Nuovo processore a 64 qubit per il computer della Federico II Partenope
Nuovo processore a 64 qubit per il computer della Federico II Partenope
Il potenziamento conferma Napoli e l'Ateneo capitale del calcolo quantistico superconduttivo
Napoli rafforza il proprio ruolo nel campo della computazione quantistica con il potenziamento di Partenope, il primo computer quantistico pubblico italiano basato su tecnologia superconduttiva, sviluppato presso l’Università degli Studi di Napoli Federico II. Dopo l’inaugurazione nella primavera del 2024, il sistema entra ora in una nuova fase grazie all’installazione di un processore più avanzato che porta il numero di qubit da 25 a 64, aumentando in modo significativo la potenza e le possibilità di ricerca.
Il calcolatore è stato realizzato dal gruppo di Tecnologie Quantistiche Superconduttive dell’Ateneo federiciano ed è finanziato dal Centro Nazionale di Ricerca in HPC, Big Data e Quantum Computing (ICSC), nell’ambito delle iniziative sostenute dal Ministero dell’Università e della Ricerca attraverso il PNRR. L’infrastruttura rappresenta oggi una piattaforma aperta a ricercatori e imprese per lo sviluppo di algoritmi quantistici, nuove applicazioni e percorsi di formazione altamente specializzati.
Con il nuovo processore installato a febbraio 2026, partirà una fase di test per verificare il funzionamento dei 64 qubit che compongono il sistema. L’aumento delle unità di informazione quantistica permetterà di sperimentare algoritmi più complessi e di lavorare su uno dei principali obiettivi della ricerca nel settore: rendere il calcolo quantistico più stabile e tollerante agli errori, un passaggio fondamentale per la futura diffusione su larga scala di questa tecnologia.
Il potenziamento di Partenope consolida anche il ruolo del Quantum Computing Center della Federico II, che negli ultimi anni ha attratto un ecosistema di collaborazioni accademiche e industriali. L’infrastruttura consentirà di esplorare nuove soluzioni di integrazione tra architetture di calcolo classiche e quantistiche, un approccio considerato cruciale per accelerare lo sviluppo di applicazioni reali.
La tecnologia su cui si basa il sistema, quella dei computer quantistici superconduttivi, sfrutta effetti quantistici osservabili su scala macroscopica e presenta alcuni vantaggi pratici rispetto ad altre piattaforme hardware. I circuiti utilizzati sono infatti simili, per molti aspetti, a quelli della computazione classica e possono essere riconfigurati più facilmente, offrendo nuove possibilità di sviluppo e integrazione con sistemi di calcolo ad alte prestazioni.

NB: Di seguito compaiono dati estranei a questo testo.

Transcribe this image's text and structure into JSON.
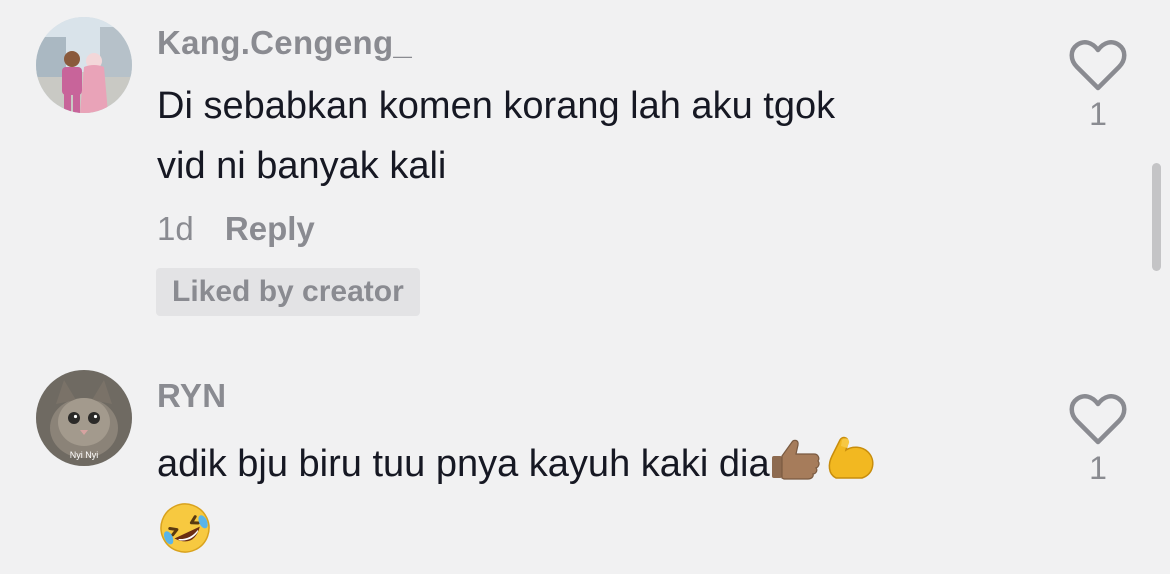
{
  "comments": [
    {
      "username": "Kang.Cengeng_",
      "text_line1": "Di sebabkan komen korang lah aku tgok",
      "text_line2": "vid ni banyak kali",
      "age": "1d",
      "reply_label": "Reply",
      "liked_badge": "Liked by creator",
      "like_count": "1",
      "avatar": "couple-photo-avatar"
    },
    {
      "username": "RYN",
      "text": "adik bju biru tuu pnya kayuh kaki dia",
      "emojis": [
        "thumbs-up",
        "flexed-biceps",
        "rolling-on-floor-laughing"
      ],
      "like_count": "1",
      "avatar": "kitten-photo-avatar",
      "avatar_caption": "Nyi Nyi"
    }
  ],
  "colors": {
    "background": "#f1f1f2",
    "primary_text": "#161823",
    "secondary_text": "#8a8b91",
    "badge_bg": "#e3e3e5"
  }
}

Nonostante i grandi progressi compiuti nell’ultimo decennio, la computazione quantistica resta ancora una tecnologia emergente. Le sfide principali riguardano la stabilità dei qubit, la gestione degli errori e la capacità di mantenere la coerenza delle informazioni quantistiche. Proprio per affrontare questi limiti la comunità scientifica internazionale sta lavorando allo sviluppo di nuove architetture e infrastrutture.
In questo contesto, l’Italia punta a giocare un ruolo di primo piano grazie alle attività coordinate dal Centro Nazionale ICSC, che promuove lo sviluppo di hardware, software e middleware per il calcolo quantistico e l’integrazione con sistemi di supercalcolo. Accanto all’infrastruttura superconduttiva di Napoli, sono infatti in fase di sviluppo altre piattaforme presso università italiane basate su tecnologie diverse, come fotoni, atomi freddi e ioni intrappolati.
Il traguardo ottenuto da parte del Centro di Tecnologie Quantistiche Superconduttive con il potenziamento di Partenope, oltre a garantire un riferimento per la ricerca interdisciplinare di frontiera su temi di computazione, comunicazione e sensoristica quantistiche, e un polo di attrazione per aziende italiane ed internazionali, rappresenteranno una formidabile opportunità di alta formazione per creare in Italia la futura generazione di esperti in grado di gestire la transizione tecnologica già in corso.